Dr. B. wird vorgeworfen, er habe in seinen akademischen Veröffentlichungen "Formulierungen und Schlüsselworte" verwendet, die auch von einer militanten Gruppe benutzt würden, darunter solche Worte wie "Ungleichheit" und "Gentrifizierung". Die Polizei hält es für verdächtig, dass es zu Treffen mit deutschen Aktivisten kam, zu denen die Soziologen ihre Mobiltelefone nicht mitbrachten; die Polizei betrachtet dies als Zeichen "konspirativen Verhaltens".

Vor dreißig Jahren durchlebte Deutschland eine Konfrontation mit fraglos militanten Gruppen, und diese bleierne Erinnerung hängt der Polizei noch immer nach. Es mag auch so sein, dass es sich bei "Gentrifizierung" um ein wirklich furchtbares Wort handelt. Aber dieses Vorgehen der Polizei scheint mehr nach Guantánamo-Art zu sein, als den Gesetzen echter Geheimdienstarbeit in einer liberalen Demokratie zu folgen.

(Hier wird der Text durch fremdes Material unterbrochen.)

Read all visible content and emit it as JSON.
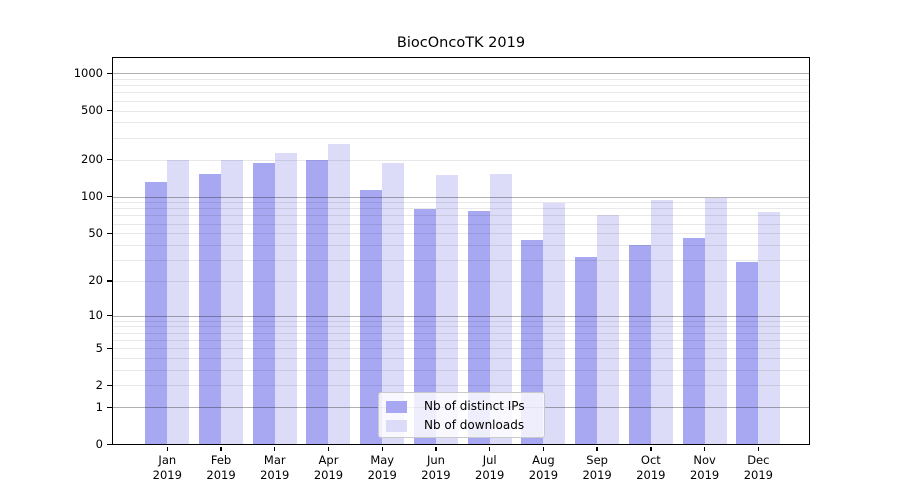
{
  "chart_data": {
    "type": "bar",
    "title": "BiocOncoTK 2019",
    "categories": [
      "Jan",
      "Feb",
      "Mar",
      "Apr",
      "May",
      "Jun",
      "Jul",
      "Aug",
      "Sep",
      "Oct",
      "Nov",
      "Dec"
    ],
    "category_year": "2019",
    "series": [
      {
        "name": "Nb of distinct IPs",
        "color": "#a8a8f2",
        "values": [
          131,
          152,
          186,
          200,
          113,
          79,
          76,
          44,
          32,
          40,
          46,
          29
        ]
      },
      {
        "name": "Nb of downloads",
        "color": "#dcdcf8",
        "values": [
          200,
          198,
          228,
          268,
          188,
          149,
          152,
          88,
          70,
          94,
          97,
          75
        ]
      }
    ],
    "yscale": "log1p",
    "ylim": [
      0,
      1330
    ],
    "ytick_labels": [
      "0",
      "1",
      "2",
      "5",
      "10",
      "20",
      "50",
      "100",
      "200",
      "500",
      "1000"
    ],
    "yticks": [
      0,
      1,
      2,
      5,
      10,
      20,
      50,
      100,
      200,
      500,
      1000
    ],
    "major_gridlines": [
      1,
      10,
      100,
      1000
    ],
    "minor_gridline_decades": [
      1,
      10,
      100
    ],
    "grid": true,
    "legend_position": "lower center",
    "xlabel": "",
    "ylabel": ""
  },
  "style": {
    "background": "#ffffff",
    "frame_color": "#000000",
    "major_grid_color": "rgba(0,0,0,0.31)",
    "minor_grid_color": "rgba(0,0,0,0.09)",
    "text_color": "#000000",
    "legend_border_color": "#c9c9c9"
  }
}
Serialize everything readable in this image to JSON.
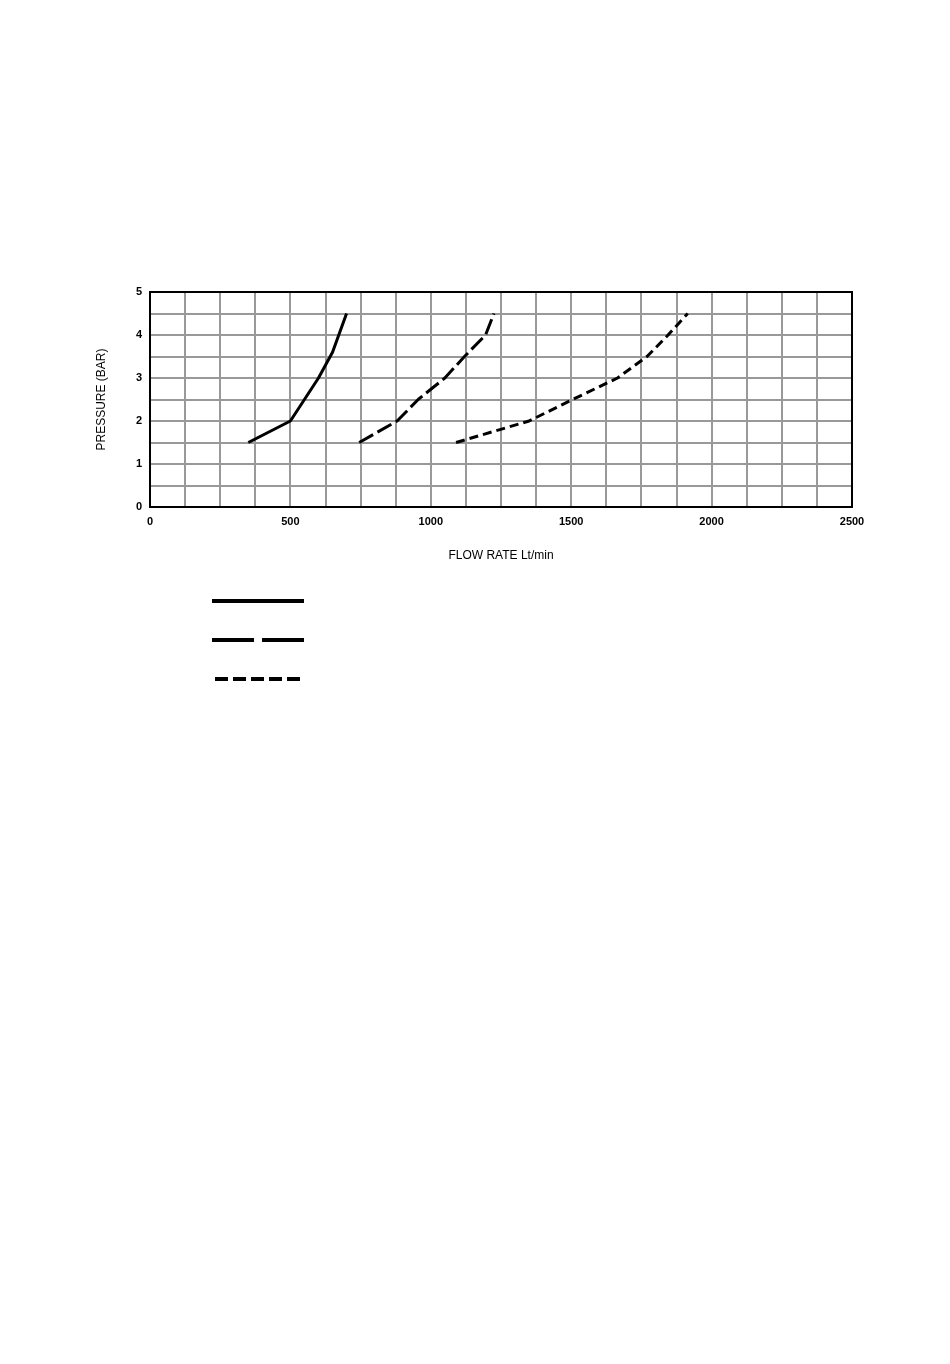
{
  "chart_data": {
    "type": "line",
    "xlabel": "FLOW RATE Lt/min",
    "ylabel": "PRESSURE (BAR)",
    "xlim": [
      0,
      2500
    ],
    "ylim": [
      0,
      5
    ],
    "xticks": [
      0,
      {
        "value": 125,
        "label": null
      },
      {
        "value": 250,
        "label": null
      },
      {
        "value": 375,
        "label": null
      },
      500,
      {
        "value": 625,
        "label": null
      },
      {
        "value": 750,
        "label": null
      },
      {
        "value": 875,
        "label": null
      },
      1000,
      {
        "value": 1125,
        "label": null
      },
      {
        "value": 1250,
        "label": null
      },
      {
        "value": 1375,
        "label": null
      },
      1500,
      {
        "value": 1625,
        "label": null
      },
      {
        "value": 1750,
        "label": null
      },
      {
        "value": 1875,
        "label": null
      },
      2000,
      {
        "value": 2125,
        "label": null
      },
      {
        "value": 2250,
        "label": null
      },
      {
        "value": 2375,
        "label": null
      },
      2500
    ],
    "yticks": [
      0,
      {
        "value": 0.5,
        "label": null
      },
      1,
      {
        "value": 1.5,
        "label": null
      },
      2,
      {
        "value": 2.5,
        "label": null
      },
      3,
      {
        "value": 3.5,
        "label": null
      },
      4,
      {
        "value": 4.5,
        "label": null
      },
      5
    ],
    "grid": true,
    "marker": "none",
    "series": [
      {
        "color": "#000000",
        "line_style": "solid",
        "x": [
          350,
          500,
          600,
          650,
          700
        ],
        "values": [
          1.5,
          2,
          3,
          3.6,
          4.5
        ]
      },
      {
        "color": "#000000",
        "line_style": "dashed",
        "x": [
          745,
          880,
          955,
          1050,
          1120,
          1195,
          1225
        ],
        "values": [
          1.5,
          2,
          2.5,
          3,
          3.5,
          4,
          4.5
        ]
      },
      {
        "color": "#000000",
        "line_style": "dotted",
        "x": [
          1090,
          1350,
          1505,
          1665,
          1770,
          1845,
          1915
        ],
        "values": [
          1.5,
          2,
          2.5,
          3,
          3.5,
          4,
          4.5
        ]
      }
    ]
  }
}
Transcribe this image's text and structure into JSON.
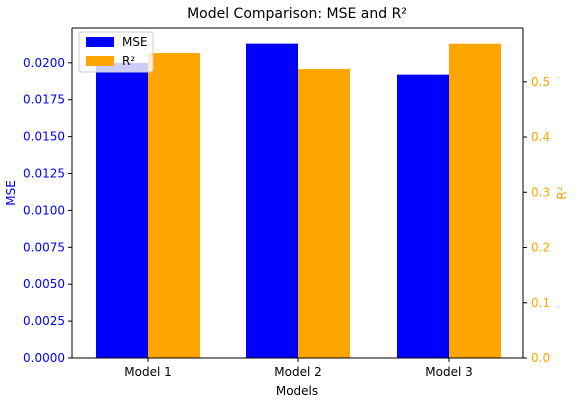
{
  "chart_data": {
    "type": "bar",
    "title": "Model Comparison: MSE and R²",
    "xlabel": "Models",
    "categories": [
      "Model 1",
      "Model 2",
      "Model 3"
    ],
    "series": [
      {
        "name": "MSE",
        "axis": "left",
        "color": "#0000ff",
        "values": [
          0.02,
          0.0213,
          0.0192
        ]
      },
      {
        "name": "R²",
        "axis": "right",
        "color": "#ffa500",
        "values": [
          0.552,
          0.523,
          0.569
        ]
      }
    ],
    "y_left": {
      "label": "MSE",
      "color": "#0000ff",
      "ylim": [
        0,
        0.02236
      ],
      "ticks": [
        "0.0000",
        "0.0025",
        "0.0050",
        "0.0075",
        "0.0100",
        "0.0125",
        "0.0150",
        "0.0175",
        "0.0200"
      ]
    },
    "y_right": {
      "label": "R²",
      "color": "#ffa500",
      "ylim": [
        0,
        0.5974
      ],
      "ticks": [
        "0.0",
        "0.1",
        "0.2",
        "0.3",
        "0.4",
        "0.5"
      ]
    },
    "legend": {
      "placement": "top-left",
      "entries": [
        {
          "label": "MSE",
          "color": "#0000ff"
        },
        {
          "label": "R²",
          "color": "#ffa500"
        }
      ]
    },
    "grid": false
  }
}
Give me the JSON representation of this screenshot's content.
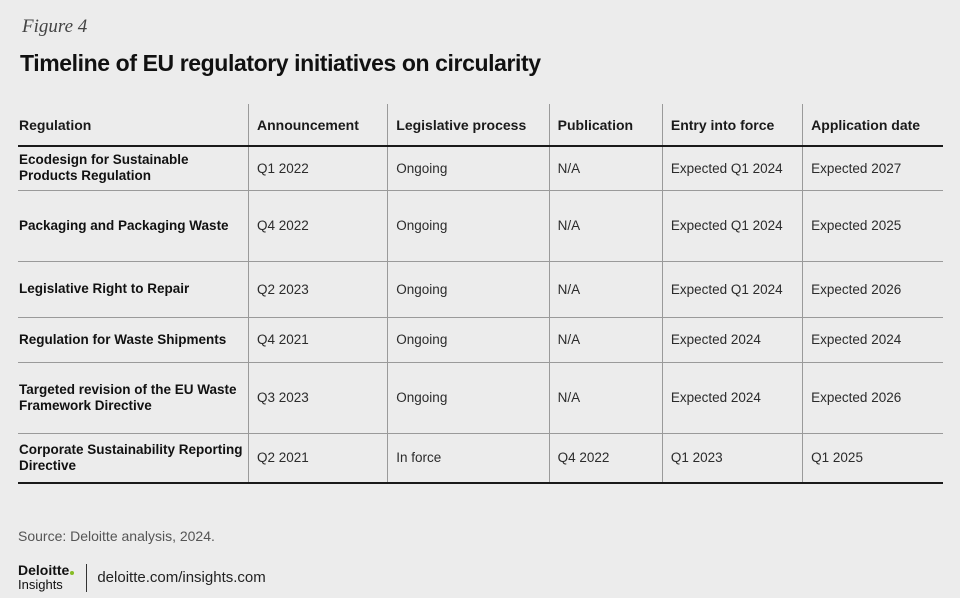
{
  "figure_label": "Figure 4",
  "title": "Timeline of EU regulatory initiatives on circularity",
  "table": {
    "headers": [
      "Regulation",
      "Announcement",
      "Legislative process",
      "Publication",
      "Entry into force",
      "Application date"
    ],
    "rows": [
      [
        "Ecodesign for Sustainable Products Regulation",
        "Q1 2022",
        "Ongoing",
        "N/A",
        "Expected Q1 2024",
        "Expected 2027"
      ],
      [
        "Packaging and Packaging Waste",
        "Q4 2022",
        "Ongoing",
        "N/A",
        "Expected Q1 2024",
        "Expected 2025"
      ],
      [
        "Legislative Right to Repair",
        "Q2 2023",
        "Ongoing",
        "N/A",
        "Expected Q1 2024",
        "Expected 2026"
      ],
      [
        "Regulation for Waste Shipments",
        "Q4 2021",
        "Ongoing",
        "N/A",
        "Expected 2024",
        "Expected 2024"
      ],
      [
        "Targeted revision of the EU Waste Framework Directive",
        "Q3 2023",
        "Ongoing",
        "N/A",
        "Expected 2024",
        "Expected 2026"
      ],
      [
        "Corporate Sustainability Reporting Directive",
        "Q2 2021",
        "In force",
        "Q4 2022",
        "Q1 2023",
        "Q1 2025"
      ]
    ]
  },
  "source": "Source: Deloitte analysis, 2024.",
  "footer": {
    "logo_main": "Deloitte",
    "logo_sub": "Insights",
    "url": "deloitte.com/insights.com"
  },
  "colors": {
    "background": "#ececec",
    "accent_dot": "#86bc25"
  }
}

Betrachten wir den unglücklichen Dr. B. doch ein wenig näher. Ihm wird nicht vorgeworfen, irgendwelche aufrührerischen Aufrufe geschrieben zu haben; er scheint nur intellektuell in der Lage zu sein, jene einigermaßen anspruchsvollen Texte zu verfassen, die eine militante Gruppe benötigen könnte. Außerdem verfügt unser Wissenschaftler, als Angestellter an einem Forschungsinstitut, "über Zugang zu Bibliotheken, um dort die Recherchen durchzuführen, die notwendig sind, um Texte für eine militante Gruppe zu verfassen", auch wenn er keine solchen geschrieben hat. Den einzigen unerschütterlichen Tatsachenbeweis, den die Polizei gegen Dr. H. in Händen hält, ist, dass er vor Ort war, als die linksextreme Szene ihren "Widerstand gegen das Weltwirtschaftsforum 2007 in Heiligendamm" auf die Beine stellte. Vielleicht erlag er dem Irrtum, diese Szene lediglich zu studieren, statt den Protest zu orchestrieren?

Das ist kein Grund für Briten, geschweige denn für Amerikaner, jetzt in selbstgerechtem Missfallen die Stirn zu runzeln. In der langen, traurigen Geschichte der IRA sind Fantasie und Realität noch viel stärker miteinander verwoben worden. Aber abgesehen davon, dass wir hoffen, dass unser Kollege Dr. H. sobald wie möglich freigelassen wird, wenn er nur verspricht, immer und überall sein Handy mit sich zu tragen, so sind wir doch bestürzt über die Grauzonen zwischen fragilen bürgerlichen Freiheiten und den Verwirrungen staatlicher Macht, die sich in diesem Fall offenbaren.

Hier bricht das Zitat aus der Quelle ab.